The kiss goodbye was soft, lingering, full of everything unsaid. When we parted, tears streamed down both our faces.
He left for Bangalore two days later. I saw his WhatsApp status—a photo of the airport, caption “New beginnings.”
I didn’t reply.
Months passed. I accepted a promotion that kept me busy. Ma stopped pushing biodatas after seeing how quiet I became. Friends set me up on dates; I went, smiled, came home early.
Sometimes, late at night, I opened our old chat—hundreds of messages, emojis, voice notes. I never deleted it.
One monsoon evening, exactly a year after we first spoke, I boarded the Yellow Line at Nirman Vihar. Rain hammered the city again. The coach was packed as always.
I stood near the door, watching water streak the windows.
A familiar cologne drifted past. I turned sharply—but it was just another passenger.
My heart ached anyway.
I got off at Rajiv Chowk, changed lines alone.
This Indian romance story didn’t end with wedding bells or airport reunions. It ended quietly, the way most real stories do—with choices made for family peace, for practical futures, for the fear of hurting those who raised us.
People ask why I’m still single. I smile, say I’m waiting for the right time.
Truth is, part of me is still standing on that foggy platform, watching his train pull away.
Some loves don’t need forever to be meaningful. They just need to have happened.
Arjun taught me that.
And on rainy Delhi evenings, when the metro doors close and the train rushes forward, I sometimes close my eyes and feel him standing beside me again.
Brief, beautiful, gone.
But never forgotten.
The city moves on—new faces, new crowds, new stories starting every day in those packed coaches.
Mine remains paused, like a song on repeat.
A bittersweet desi love story, written in stolen glances and shared umbrellas.
Real, raw, and mine alone.
Sometimes I wonder if he thinks of me too, in Bangalore traffic or during Karnataka rains.
I hope he does.
I hope he’s happy.
And I hope, somewhere deep down, he knows I still carry that umbrella day in my heart.
Always.
Life in Delhi continued. Metro fares increased, new lines opened, offices shifted to hybrid. I moved to a better role in Gurgaon—shorter commute now, Violet Line mostly. The crowds felt different without the familiar search for one particular face.

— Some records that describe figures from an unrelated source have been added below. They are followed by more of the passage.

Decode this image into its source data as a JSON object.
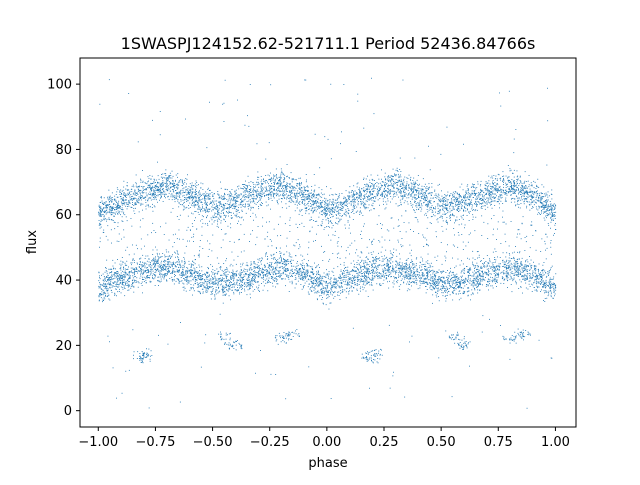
{
  "chart_data": {
    "type": "scatter",
    "title": "1SWASPJ124152.62-521711.1 Period 52436.84766s",
    "xlabel": "phase",
    "ylabel": "flux",
    "xlim": [
      -1.08,
      1.09
    ],
    "ylim": [
      -5,
      108
    ],
    "x_ticks": [
      -1.0,
      -0.75,
      -0.5,
      -0.25,
      0.0,
      0.25,
      0.5,
      0.75,
      1.0
    ],
    "x_tick_labels": [
      "−1.00",
      "−0.75",
      "−0.50",
      "−0.25",
      "0.00",
      "0.25",
      "0.50",
      "0.75",
      "1.00"
    ],
    "y_ticks": [
      0,
      20,
      40,
      60,
      80,
      100
    ],
    "y_tick_labels": [
      "0",
      "20",
      "40",
      "60",
      "80",
      "100"
    ],
    "grid": false,
    "point_color": "#1f77b4",
    "series": [
      {
        "band": "upper",
        "x": [
          -1.0,
          -0.9,
          -0.8,
          -0.7,
          -0.6,
          -0.5,
          -0.4,
          -0.3,
          -0.2,
          -0.1,
          0.0,
          0.1,
          0.2,
          0.3,
          0.4,
          0.5,
          0.6,
          0.7,
          0.8,
          0.9,
          1.0
        ],
        "y": [
          61,
          64,
          67,
          69,
          66,
          63,
          64,
          67,
          69,
          66,
          61,
          64,
          67,
          69,
          66,
          63,
          64,
          67,
          69,
          66,
          61
        ]
      },
      {
        "band": "lower",
        "x": [
          -1.0,
          -0.9,
          -0.8,
          -0.7,
          -0.6,
          -0.5,
          -0.4,
          -0.3,
          -0.2,
          -0.1,
          0.0,
          0.1,
          0.2,
          0.3,
          0.4,
          0.5,
          0.6,
          0.7,
          0.8,
          0.9,
          1.0
        ],
        "y": [
          38,
          41,
          43,
          44,
          42,
          39,
          40,
          42,
          44,
          42,
          38,
          41,
          43,
          44,
          42,
          39,
          40,
          42,
          44,
          42,
          38
        ]
      },
      {
        "band": "sparse",
        "x": [
          -0.82,
          -0.8,
          -0.78,
          -0.45,
          -0.42,
          -0.4,
          -0.2,
          -0.18,
          -0.15,
          0.18,
          0.2,
          0.22,
          0.55,
          0.58,
          0.6,
          0.8,
          0.83,
          0.86
        ],
        "y": [
          17,
          16,
          18,
          23,
          21,
          20,
          22,
          23,
          24,
          17,
          16,
          18,
          23,
          21,
          20,
          22,
          23,
          24
        ]
      }
    ]
  }
}
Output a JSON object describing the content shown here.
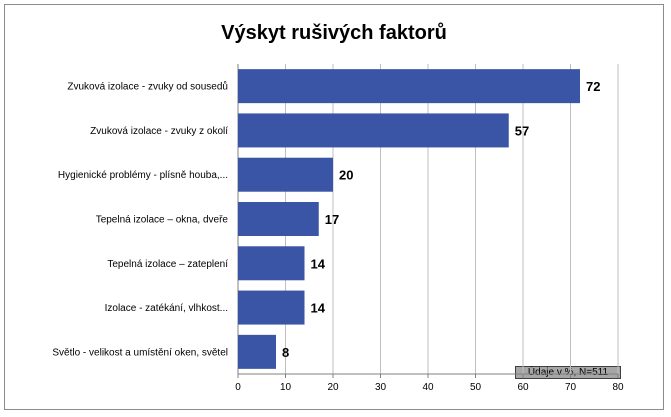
{
  "chart_data": {
    "type": "bar",
    "orientation": "horizontal",
    "title": "Výskyt rušivých faktorů",
    "categories": [
      "Zvuková izolace - zvuky od sousedů",
      "Zvuková izolace - zvuky  z okolí",
      "Hygienické problémy - plísně houba,...",
      "Tepelná izolace – okna, dveře",
      "Tepelná izolace – zateplení",
      "Izolace - zatékání, vlhkost...",
      "Světlo  - velikost a umístění oken, světel"
    ],
    "values": [
      72,
      57,
      20,
      17,
      14,
      14,
      8
    ],
    "xlim": [
      0,
      80
    ],
    "xticks": [
      0,
      10,
      20,
      30,
      40,
      50,
      60,
      70,
      80
    ],
    "bar_color": "#3a55a6",
    "grid": "vertical",
    "note": "Údaje v %, N=511"
  }
}
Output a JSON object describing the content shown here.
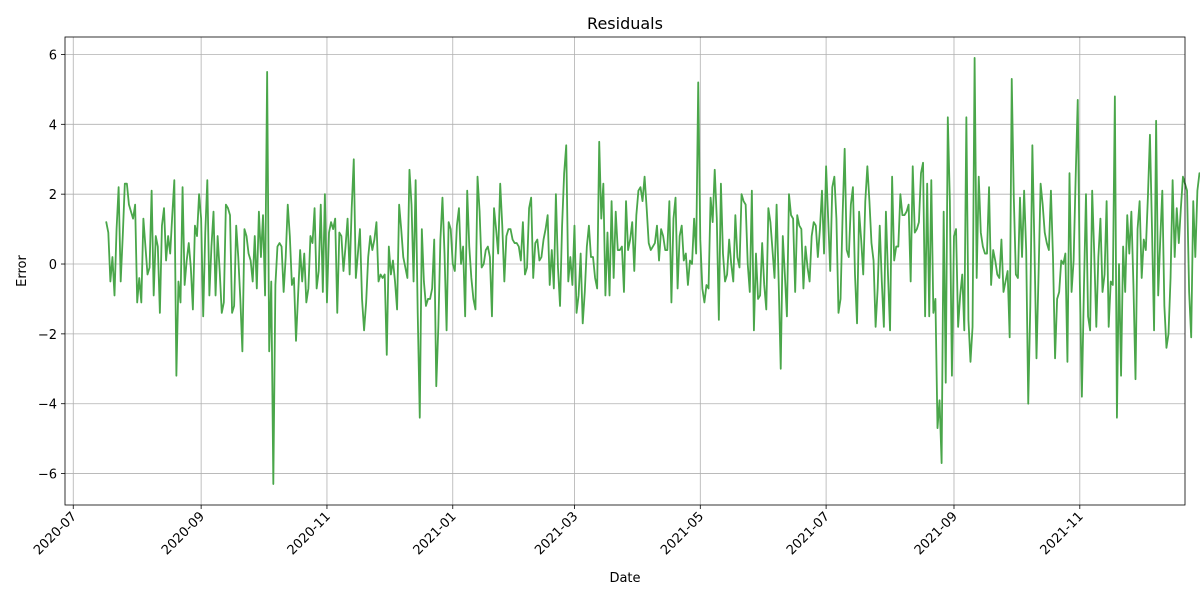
{
  "chart_data": {
    "type": "line",
    "title": "Residuals",
    "xlabel": "Date",
    "ylabel": "Error",
    "grid": true,
    "line_color": "#4aa64a",
    "x_range": [
      "2020-06-27",
      "2021-12-22"
    ],
    "ylim": [
      -6.9,
      6.5
    ],
    "y_ticks": [
      -6,
      -4,
      -2,
      0,
      2,
      4,
      6
    ],
    "x_ticks": [
      {
        "date": "2020-07-01",
        "label": "2020-07"
      },
      {
        "date": "2020-09-01",
        "label": "2020-09"
      },
      {
        "date": "2020-11-01",
        "label": "2020-11"
      },
      {
        "date": "2021-01-01",
        "label": "2021-01"
      },
      {
        "date": "2021-03-01",
        "label": "2021-03"
      },
      {
        "date": "2021-05-01",
        "label": "2021-05"
      },
      {
        "date": "2021-07-01",
        "label": "2021-07"
      },
      {
        "date": "2021-09-01",
        "label": "2021-09"
      },
      {
        "date": "2021-11-01",
        "label": "2021-11"
      }
    ],
    "series": [
      {
        "start_date": "2020-07-17",
        "values": [
          1.2,
          0.9,
          -0.5,
          0.2,
          -0.9,
          1.0,
          2.2,
          -0.5,
          0.8,
          2.3,
          2.3,
          1.7,
          1.5,
          1.3,
          1.7,
          -1.1,
          -0.4,
          -1.1,
          1.3,
          0.5,
          -0.3,
          -0.1,
          2.1,
          -0.9,
          0.8,
          0.5,
          -1.4,
          1.1,
          1.6,
          0.1,
          0.8,
          0.3,
          1.4,
          2.4,
          -3.2,
          -0.5,
          -1.1,
          2.2,
          -0.6,
          0.1,
          0.6,
          -0.1,
          -1.3,
          1.1,
          0.8,
          2.0,
          1.3,
          -1.5,
          0.9,
          2.4,
          -0.9,
          0.5,
          1.5,
          -0.9,
          0.8,
          -0.2,
          -1.4,
          -1.1,
          1.7,
          1.6,
          1.4,
          -1.4,
          -1.2,
          1.1,
          0.2,
          -1.0,
          -2.5,
          1.0,
          0.8,
          0.3,
          0.1,
          -0.5,
          0.8,
          -0.7,
          1.5,
          0.2,
          1.4,
          -0.9,
          5.5,
          -2.5,
          -0.5,
          -6.3,
          -0.6,
          0.5,
          0.6,
          0.5,
          -0.8,
          0.2,
          1.7,
          0.8,
          -0.6,
          -0.4,
          -2.2,
          -0.9,
          0.4,
          -0.5,
          0.3,
          -1.1,
          -0.7,
          0.8,
          0.6,
          1.6,
          -0.7,
          -0.2,
          1.7,
          -0.8,
          2.0,
          -1.1,
          0.9,
          1.2,
          1.0,
          1.3,
          -1.4,
          0.9,
          0.8,
          -0.2,
          0.5,
          1.3,
          -0.3,
          1.6,
          3.0,
          -0.4,
          0.3,
          1.0,
          -1.0,
          -1.9,
          -1.1,
          0.2,
          0.8,
          0.4,
          0.7,
          1.2,
          -0.5,
          -0.3,
          -0.4,
          -0.3,
          -2.6,
          0.5,
          -0.3,
          0.1,
          -0.5,
          -1.3,
          1.7,
          1.0,
          0.2,
          -0.1,
          -0.4,
          2.7,
          1.7,
          -0.5,
          2.4,
          -1.4,
          -4.4,
          1.0,
          -0.5,
          -1.2,
          -1.0,
          -1.0,
          -0.7,
          0.7,
          -3.5,
          -1.8,
          0.7,
          1.9,
          0.3,
          -1.9,
          1.2,
          1.0,
          0.0,
          -0.2,
          1.1,
          1.6,
          0.0,
          0.5,
          -1.5,
          2.1,
          0.5,
          -0.4,
          -1.0,
          -1.3,
          2.5,
          1.5,
          -0.1,
          -0.0,
          0.4,
          0.5,
          0.2,
          -1.5,
          1.6,
          1.0,
          0.3,
          2.3,
          1.1,
          -0.5,
          0.8,
          1.0,
          1.0,
          0.7,
          0.6,
          0.6,
          0.5,
          0.1,
          1.2,
          -0.3,
          -0.1,
          1.6,
          1.9,
          -0.4,
          0.6,
          0.7,
          0.1,
          0.2,
          0.7,
          1.0,
          1.4,
          -0.6,
          0.4,
          -0.7,
          2.0,
          -0.1,
          -1.2,
          1.1,
          2.6,
          3.4,
          -0.5,
          0.2,
          -0.6,
          1.1,
          -1.4,
          -0.9,
          0.3,
          -1.7,
          -0.8,
          0.5,
          1.1,
          0.2,
          0.2,
          -0.4,
          -0.7,
          3.5,
          1.3,
          2.3,
          -0.9,
          0.9,
          -0.9,
          1.8,
          -0.4,
          1.5,
          0.4,
          0.4,
          0.5,
          -0.8,
          1.8,
          0.4,
          0.7,
          1.2,
          -0.2,
          1.4,
          2.1,
          2.2,
          1.8,
          2.5,
          1.6,
          0.6,
          0.4,
          0.5,
          0.6,
          1.1,
          0.1,
          1.0,
          0.8,
          0.4,
          0.4,
          1.8,
          -1.1,
          1.3,
          1.9,
          -0.7,
          0.8,
          1.1,
          0.1,
          0.3,
          -0.6,
          0.1,
          0.0,
          1.3,
          0.3,
          5.2,
          0.7,
          -0.7,
          -1.1,
          -0.6,
          -0.7,
          1.9,
          1.2,
          2.7,
          1.3,
          -1.6,
          2.3,
          0.3,
          -0.5,
          -0.3,
          0.7,
          -0.0,
          -0.5,
          1.4,
          0.2,
          -0.1,
          2.0,
          1.8,
          1.7,
          0.0,
          -0.8,
          2.1,
          -1.9,
          0.3,
          -1.0,
          -0.9,
          0.6,
          -0.6,
          -1.3,
          1.6,
          1.2,
          0.4,
          -0.4,
          1.7,
          -0.5,
          -3.0,
          0.8,
          -0.3,
          -1.5,
          2.0,
          1.4,
          1.3,
          -0.8,
          1.4,
          1.1,
          1.0,
          -0.7,
          0.5,
          -0.1,
          -0.5,
          0.8,
          1.2,
          1.1,
          0.2,
          1.0,
          2.1,
          0.3,
          2.8,
          1.3,
          -0.2,
          2.2,
          2.5,
          1.3,
          -1.4,
          -1.0,
          1.4,
          3.3,
          0.4,
          0.2,
          1.7,
          2.2,
          -0.3,
          -1.7,
          1.5,
          0.7,
          -0.3,
          1.8,
          2.8,
          1.8,
          0.6,
          0.1,
          -1.8,
          -0.7,
          1.1,
          -0.5,
          -1.8,
          1.5,
          -0.3,
          -1.9,
          2.5,
          0.1,
          0.5,
          0.5,
          2.0,
          1.4,
          1.4,
          1.5,
          1.7,
          -0.5,
          2.8,
          0.9,
          1.0,
          1.2,
          2.6,
          2.9,
          -1.5,
          2.3,
          -1.5,
          2.4,
          -1.4,
          -1.0,
          -4.7,
          -3.9,
          -5.7,
          1.5,
          -3.4,
          4.2,
          1.8,
          -3.2,
          0.8,
          1.0,
          -1.8,
          -0.9,
          -0.3,
          -1.9,
          4.2,
          -1.6,
          -2.8,
          -1.8,
          5.9,
          -0.4,
          2.5,
          0.9,
          0.5,
          0.3,
          0.3,
          2.2,
          -0.6,
          0.4,
          0.1,
          -0.3,
          -0.4,
          0.7,
          -0.8,
          -0.5,
          -0.2,
          -2.1,
          5.3,
          1.9,
          -0.3,
          -0.4,
          1.9,
          0.2,
          2.1,
          0.4,
          -4.0,
          -1.2,
          3.4,
          0.5,
          -2.7,
          -0.3,
          2.3,
          1.7,
          0.9,
          0.6,
          0.4,
          2.1,
          0.2,
          -2.7,
          -1.0,
          -0.8,
          0.1,
          0.0,
          0.3,
          -2.8,
          2.6,
          -0.8,
          0.1,
          2.5,
          4.7,
          -0.5,
          -3.8,
          -0.7,
          2.0,
          -1.5,
          -1.9,
          2.1,
          0.3,
          -1.8,
          0.2,
          1.3,
          -0.8,
          -0.3,
          1.8,
          -1.8,
          -0.5,
          -0.6,
          4.8,
          -4.4,
          0.0,
          -3.2,
          0.5,
          -0.8,
          1.4,
          0.3,
          1.5,
          -0.6,
          -3.3,
          1.0,
          1.8,
          -0.4,
          0.7,
          0.4,
          1.9,
          3.7,
          1.0,
          -1.9,
          4.1,
          -0.9,
          0.7,
          2.1,
          -1.2,
          -2.4,
          -2.0,
          -0.4,
          2.4,
          0.2,
          1.6,
          0.6,
          1.6,
          2.5,
          2.3,
          2.1,
          -0.8,
          -2.1,
          1.8,
          0.2,
          2.1,
          2.6,
          2.5,
          0.9,
          0.2,
          -0.4,
          -2.1
        ]
      }
    ]
  }
}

Ma eventually understood, in her quiet way. She stopped mentioning marriages, started talking about my promotions instead. Papa proudly showed neighbours my LinkedIn updates.
Friends moved on—some married, some relocated. I travelled solo to Himachal one summer, found peace in mountain silence.
Yet every January, when fog blankets the city, memories return sharpest. I avoid CP cafés, walk faster past Lodhi Gardens.
Love changes you, even when it ends.
It taught me to value small moments—shared earphones on long rides, laughter over bad office canteen food, the comfort of someone understanding your silences.
It taught me strength—to choose peace over pain, duty over desire, without regret.
Because regret would mean denying how beautiful it was.
And it was beautiful.
This emotional love story wasn’t meant for forever. It was meant to remind me what my heart is capable of feeling.
So I carry it gently.
Like a favourite song I no longer play loudly, but still know every word.
Like the faint scent of rain on a black umbrella.
Like Arjun’s smile across a crowded metro coach.
Gone, but always there.
In the rush of Delhi life, that’s enough.